Cooking Is One of The Most Rewarding Things You Can Do Right Now

It improves mood, atmosphere, finances, health, stress, skills, and more.

mother and son cooking

Getty Images/Holly Wilmeth

Over the past ten months of pandemic life, cooking has become a refuge for me. It allows me to unplug from my computer, use my hands to create delicious things, and hang out with my children in a fun and active way. The most obvious benefit is the food that emerges from the kitchen – hearty, satisfying meals and baked goods that fill my kids' bottomless bellies and give us reason to gather as a family around the table – but there's more to it than that.

New York Times food editor Sam Sifton wrote something recently that caught my attention. In reference to kimchi fried rice, he said it "improves moods, atmospheres and weeks alike." It's a bold claim, but he's spot on. Cooking, in fact, improves even more than moods, atmospheres, and weeks. I'd argue it improves physical health, finances, stress levels, and skills. Really, it's one of the most rewarding things you can spend time doing these days. 

Let's take a closer look at those suggestions I've made. When you cook your own food, you control exactly what goes into your body, and not just the quantity of finished product – all the ingredients, too. It's the best possible way to "dial in" or clean up your diet; and if improving health is your main reason for cooking, you're not alone. A recent survey by cookware company Abbio found that twice as many Americans are cooking at home than a year ago, and that nearly a quarter are doing so in an effort to eat healthier. (It's the top-cited reason.) 

From a financial perspective, cooking from scratch cannot be beat. It's considerably cheaper than ordering from restaurants, buying prepared food from supermarkets, or subscribing to meal kits. In 2018 Forbes found that ordering takeout is five times more expensive and meal kits are three times more expensive than cooking from scratch. The difference is more pronounced if you're cooking for a family. Making your own food means you can prioritize ingredients that are on sale, about to expire, or plant-based, and you can prepare larger quantities.

How does cooking improve stress, you might be wondering? The act itself can be calming to some people (it is for me), but if you're organized enough to batch-cook meals in advance, you eliminate the eternal weeknight dilemma of "what's for dinner?" Furthermore, as you get better at cooking, it becomes easier to whip things up at short notice, sparing the need to order food.

homemade cookies
A selection of cookies I made recently. Cookies improve everything.

K Martinko

In terms of improving skills, you can't help but improve if you do it over and over again. With so many other outlets for hobbies shut down right now, why not view your kitchen as a mini universe to be explored?
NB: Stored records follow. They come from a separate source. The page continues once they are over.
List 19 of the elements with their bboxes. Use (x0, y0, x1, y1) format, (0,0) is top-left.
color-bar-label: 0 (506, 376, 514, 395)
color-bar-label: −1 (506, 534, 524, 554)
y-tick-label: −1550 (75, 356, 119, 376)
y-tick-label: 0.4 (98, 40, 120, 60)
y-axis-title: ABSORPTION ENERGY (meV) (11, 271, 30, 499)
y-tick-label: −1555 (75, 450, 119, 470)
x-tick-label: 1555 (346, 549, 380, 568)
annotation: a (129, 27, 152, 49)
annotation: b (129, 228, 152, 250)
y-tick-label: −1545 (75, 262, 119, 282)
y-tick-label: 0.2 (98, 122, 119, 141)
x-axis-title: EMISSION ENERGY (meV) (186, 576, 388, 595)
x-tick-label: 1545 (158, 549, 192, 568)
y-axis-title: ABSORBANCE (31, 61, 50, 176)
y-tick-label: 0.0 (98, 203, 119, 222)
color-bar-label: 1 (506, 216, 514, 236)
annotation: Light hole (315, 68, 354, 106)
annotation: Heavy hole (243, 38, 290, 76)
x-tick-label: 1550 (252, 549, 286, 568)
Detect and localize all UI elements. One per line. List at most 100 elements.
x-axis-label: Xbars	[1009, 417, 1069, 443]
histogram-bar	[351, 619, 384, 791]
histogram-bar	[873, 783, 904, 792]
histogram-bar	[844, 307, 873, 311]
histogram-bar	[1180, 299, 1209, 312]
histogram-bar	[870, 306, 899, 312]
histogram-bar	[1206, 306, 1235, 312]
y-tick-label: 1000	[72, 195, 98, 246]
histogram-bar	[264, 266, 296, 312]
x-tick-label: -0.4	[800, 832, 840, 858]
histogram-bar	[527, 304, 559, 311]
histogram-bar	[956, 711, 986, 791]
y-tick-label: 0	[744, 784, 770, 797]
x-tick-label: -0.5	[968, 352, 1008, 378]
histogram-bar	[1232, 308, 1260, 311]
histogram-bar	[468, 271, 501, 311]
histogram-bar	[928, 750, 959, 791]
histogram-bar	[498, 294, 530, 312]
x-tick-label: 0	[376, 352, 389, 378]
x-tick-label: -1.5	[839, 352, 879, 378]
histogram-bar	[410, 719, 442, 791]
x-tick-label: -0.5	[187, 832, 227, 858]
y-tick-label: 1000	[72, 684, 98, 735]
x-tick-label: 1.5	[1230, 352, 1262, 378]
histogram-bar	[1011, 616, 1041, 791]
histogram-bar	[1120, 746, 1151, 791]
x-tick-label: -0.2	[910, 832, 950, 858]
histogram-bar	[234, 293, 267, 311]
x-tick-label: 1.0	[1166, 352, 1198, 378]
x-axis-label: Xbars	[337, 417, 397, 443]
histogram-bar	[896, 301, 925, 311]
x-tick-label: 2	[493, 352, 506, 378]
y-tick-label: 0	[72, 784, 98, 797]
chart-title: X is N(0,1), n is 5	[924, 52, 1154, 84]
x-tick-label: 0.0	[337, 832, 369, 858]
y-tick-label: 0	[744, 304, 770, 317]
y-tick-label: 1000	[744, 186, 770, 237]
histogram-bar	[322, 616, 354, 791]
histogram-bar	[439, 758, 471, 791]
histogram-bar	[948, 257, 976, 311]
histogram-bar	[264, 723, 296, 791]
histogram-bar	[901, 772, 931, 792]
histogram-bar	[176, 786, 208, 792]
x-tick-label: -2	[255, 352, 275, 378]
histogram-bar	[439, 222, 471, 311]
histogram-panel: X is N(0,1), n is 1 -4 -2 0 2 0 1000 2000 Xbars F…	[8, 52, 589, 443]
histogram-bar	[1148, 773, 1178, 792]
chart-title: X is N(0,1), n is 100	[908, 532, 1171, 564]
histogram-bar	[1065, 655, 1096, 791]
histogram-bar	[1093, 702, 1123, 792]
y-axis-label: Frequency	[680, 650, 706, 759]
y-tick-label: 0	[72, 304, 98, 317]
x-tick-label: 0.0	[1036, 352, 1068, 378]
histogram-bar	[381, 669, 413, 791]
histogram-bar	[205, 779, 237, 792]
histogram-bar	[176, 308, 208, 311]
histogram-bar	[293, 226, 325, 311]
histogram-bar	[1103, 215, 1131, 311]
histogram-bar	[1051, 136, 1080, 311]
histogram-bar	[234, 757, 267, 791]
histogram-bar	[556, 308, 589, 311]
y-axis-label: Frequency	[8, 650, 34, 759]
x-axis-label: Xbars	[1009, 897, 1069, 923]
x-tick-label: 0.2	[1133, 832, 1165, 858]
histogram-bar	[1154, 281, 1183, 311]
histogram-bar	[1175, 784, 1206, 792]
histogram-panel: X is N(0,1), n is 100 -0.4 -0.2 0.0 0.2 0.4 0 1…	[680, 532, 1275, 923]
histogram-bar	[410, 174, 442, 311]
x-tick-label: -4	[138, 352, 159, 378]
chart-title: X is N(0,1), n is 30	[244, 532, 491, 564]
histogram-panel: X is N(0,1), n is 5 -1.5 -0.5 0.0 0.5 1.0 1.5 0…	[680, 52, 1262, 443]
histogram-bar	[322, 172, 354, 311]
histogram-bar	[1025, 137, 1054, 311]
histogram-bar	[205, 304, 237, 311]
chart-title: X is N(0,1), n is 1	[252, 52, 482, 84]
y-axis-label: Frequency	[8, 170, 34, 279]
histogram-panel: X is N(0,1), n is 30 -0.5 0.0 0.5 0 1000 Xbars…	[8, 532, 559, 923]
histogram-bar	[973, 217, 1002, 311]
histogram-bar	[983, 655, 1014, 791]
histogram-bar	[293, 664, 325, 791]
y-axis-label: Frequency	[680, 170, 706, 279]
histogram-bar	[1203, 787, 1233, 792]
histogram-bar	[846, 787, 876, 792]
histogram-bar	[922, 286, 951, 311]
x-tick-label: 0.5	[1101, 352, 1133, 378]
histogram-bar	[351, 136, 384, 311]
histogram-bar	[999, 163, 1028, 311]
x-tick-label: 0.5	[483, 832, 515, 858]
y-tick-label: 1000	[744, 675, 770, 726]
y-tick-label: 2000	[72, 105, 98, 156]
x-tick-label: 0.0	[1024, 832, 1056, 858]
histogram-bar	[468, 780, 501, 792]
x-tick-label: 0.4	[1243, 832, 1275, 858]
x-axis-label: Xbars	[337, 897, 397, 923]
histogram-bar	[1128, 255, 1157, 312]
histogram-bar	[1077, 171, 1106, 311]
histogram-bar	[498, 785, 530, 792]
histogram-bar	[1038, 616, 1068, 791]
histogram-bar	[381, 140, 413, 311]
You've got the tools, not to mention the human requirement to eat. I can't think of another hobby that your body physically requires you to practice several times daily in order to survive. (If only guitar-playing were necessary for survival, then my playing would rapidly improve!) With kids at home these days, they can learn to cook, too, and those skills will stick with them for life.

There's great pleasure to be had in cooking for oneself. The Abbio survey of 1,000 adult Americans found that 55% say they enjoy cooking as much or more than pre-COVID, with 45% admitting they have more confidence in the kitchen now. And Sifton's mention of "atmospheres" deserves some elaboration, too. There are few things as lovely as smelling food cooking in a kitchen; it imparts a sense of security and comfort unlike any other, and goodness knows we need that these days.

Much of the winter still looms ahead. Why not view these months as a chance to get good at cooking? Sharpen your abilities, polish a few recipes, and discover the pleasure that can be carved out of a few small feet of counter space and a stove burner.